Along with that, you would also be reimbursed for any expenses you had to bear as a result of the data breach, such as legal fees, unauthorized charges from your account, and additional credit monitoring services. The limit for reimbursement is capped off at $20,000.
To see if you are eligible to receive free credit reporting services or the cash compensation of up to $125, head to the claims page set up by the FTC. The Equifax data breach settlement details are updated on the page.
After confirming that you are eligible, you can opt for free credit reporting or cash compensation of up to $125. Any expenses that you had to bear as a result of data breach could be filed separately for an amount up to $20,000.
You could also file for free identity restoration services for up to 7 years.
In addition to this, you would also be eligible to receive up to 6 credit reports per year for up to 7 years free of cost.
What Made This Equifax Data Breach Settlement Possible?Thanks to the attorney generals from various states that came together with the FTC and the Consumer Financial Protection Bureau (CFPB), those who had been affected by the hack became eligible to receive reimbursement of up to $20,000 each along with free credit monitoring for up to 10 years or $125 in cash.
As outlined by a press release by the FTC, the proposed Equifax data breach settlement would require the credit reporting company to pay $300 million into a fund that covers affected consumers’ data monitoring free of cost for up to 10 years.
The company will also cover any costs for consumers if they have already paid for another credit monitoring agency’s services, and will provide refunds if they have paid for Equifax’s services. This fund will also cover any additional expenses that resulted out of the hacking incident.
If the $300 million fund is not enough for the settlements, then Equifax would add a further $125 million to it.
In addition to this $300 million + possible $125 million fund, Equifax will pay $175 million to 50 U.S. territories, which includes 48 states, the District of Columbia, as well as Puerto Rico. Along with this, Equifax will also pay $100 million in civil penalties to the CFPB.
At first glance, this Equifax data breach settlement seems like a fitting end to the Equifax saga. The company is not escaping its responsibility and has to pay its dues to the consumers that were harmed due to its negligence.
At the proposed $20,000 limit for consumers that were heavily affected by the breach, as well as the option to avail either free credit reporting or up to $125 in cash, the deal presents itself as a fair compensation for any troubles that Equifax has caused its consumers.
But that is where it gets interesting.
Pay Attention to The DetailsThe Equifax data breach settlement proposal or the resulting funds do not guarantee that consumers will receive a compensation that is equivalent or close to $20,000.

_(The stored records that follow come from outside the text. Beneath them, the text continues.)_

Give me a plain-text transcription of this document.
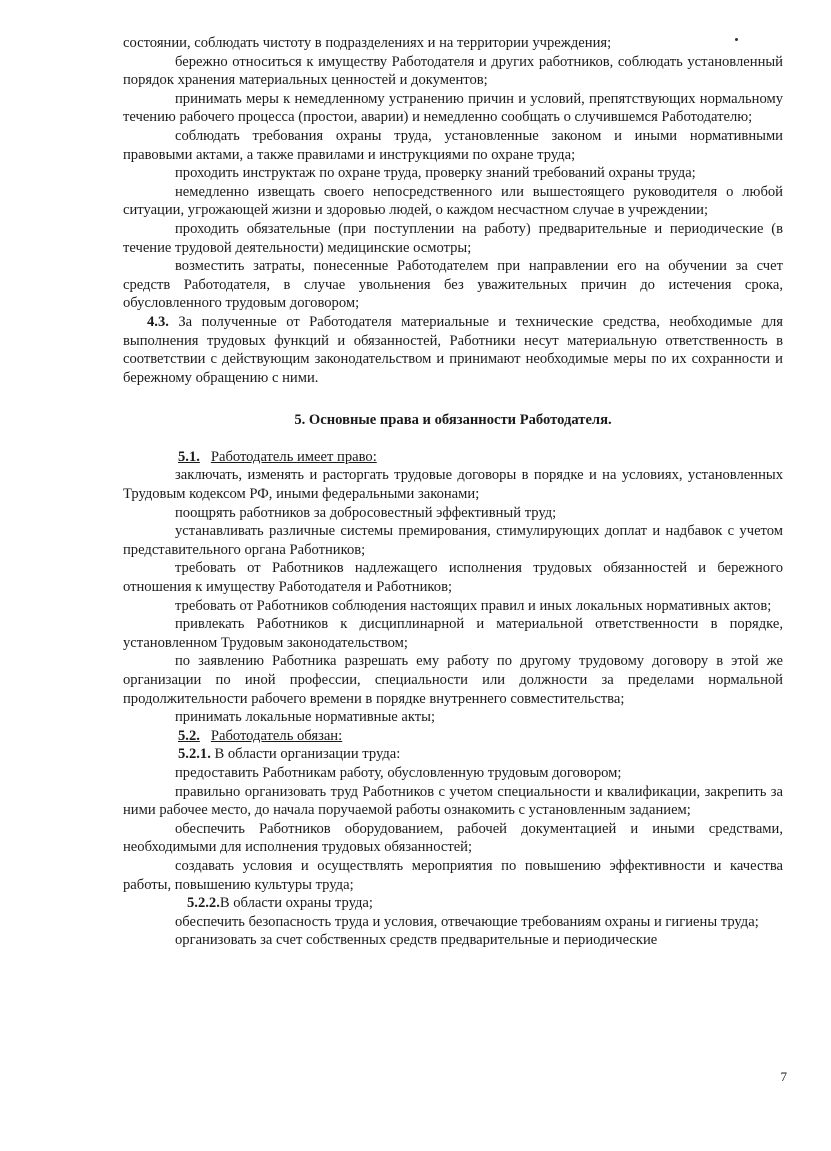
состоянии, соблюдать чистоту в подразделениях и на территории учреждения;

бережно относиться к имуществу Работодателя и других работников, соблюдать установленный порядок хранения материальных ценностей и документов;

принимать меры к немедленному устранению причин и условий, препятствующих нормальному течению рабочего процесса (простои, аварии) и немедленно сообщать о случившемся Работодателю;

соблюдать требования охраны труда, установленные законом и иными нормативными правовыми актами, а также правилами и инструкциями по охране труда;

проходить инструктаж по охране труда, проверку знаний требований охраны труда;

немедленно извещать своего непосредственного или вышестоящего руководителя о любой ситуации, угрожающей жизни и здоровью людей, о каждом несчастном случае в учреждении;

проходить обязательные (при поступлении на работу) предварительные и периодические (в течение трудовой деятельности) медицинские осмотры;

возместить затраты, понесенные Работодателем при направлении его на обучении за счет средств Работодателя, в случае увольнения без уважительных причин до истечения срока, обусловленного трудовым договором;

4.3. За полученные от Работодателя материальные и технические средства, необходимые для выполнения трудовых функций и обязанностей, Работники несут материальную ответственность в соответствии с действующим законодательством и принимают необходимые меры по их сохранности и бережному обращению с ними.

5. Основные права и обязанности Работодателя.

5.1. Работодатель имеет право:

заключать, изменять и расторгать трудовые договоры в порядке и на условиях, установленных Трудовым кодексом РФ, иными федеральными законами;

поощрять работников за добросовестный эффективный труд;

устанавливать различные системы премирования, стимулирующих доплат и надбавок с учетом представительного органа Работников;

требовать от Работников надлежащего исполнения трудовых обязанностей и бережного отношения к имуществу Работодателя и Работников;

требовать от Работников соблюдения настоящих правил и иных локальных нормативных актов;

привлекать Работников к дисциплинарной и материальной ответственности в порядке, установленном Трудовым законодательством;

по заявлению Работника разрешать ему работу по другому трудовому договору в этой же организации по иной профессии, специальности или должности за пределами нормальной продолжительности рабочего времени в порядке внутреннего совместительства;

принимать локальные нормативные акты;

5.2. Работодатель обязан:

5.2.1. В области организации труда:

предоставить Работникам работу, обусловленную трудовым договором;

правильно организовать труд Работников с учетом специальности и квалификации, закрепить за ними рабочее место, до начала поручаемой работы ознакомить с установленным заданием;

обеспечить Работников оборудованием, рабочей документацией и иными средствами, необходимыми для исполнения трудовых обязанностей;

создавать условия и осуществлять мероприятия по повышению эффективности и качества работы, повышению культуры труда;

5.2.2.В области охраны труда;

обеспечить безопасность труда и условия, отвечающие требованиям охраны и гигиены труда;

организовать за счет собственных средств предварительные и периодические

7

That amount only outlines the limit of compensation for any damages resulting from the data breach, such as identity theft, related legal and logistics fees, and loss of assets. In this case, Equifax would pay the affected consumer with the amount that they are eligible to receive, up to the limit of $20,000.
In case a consumer’s loss is less than $20,000, then they would not receive the whole $20,000. In other words, the big label to this compensation comes with an even bigger “Conditions Apply” stipulation.
That might also seem fair to some, especially those who are focused on receiving free credit reporting or up to $125 in cash. In fact, it could sound so good that they might claim Christmas has come early.
But there’s no such thing as a free lunch.
By using any of the benefits that are outlined in the Equifax data breach settlement agreement, whether it is the compensation in terms of free credit reporting; up to $125 in cash for time spent; or reimbursement for expenses up to $20,000; you forfeit your right to pursue any additional legal action against Equifax.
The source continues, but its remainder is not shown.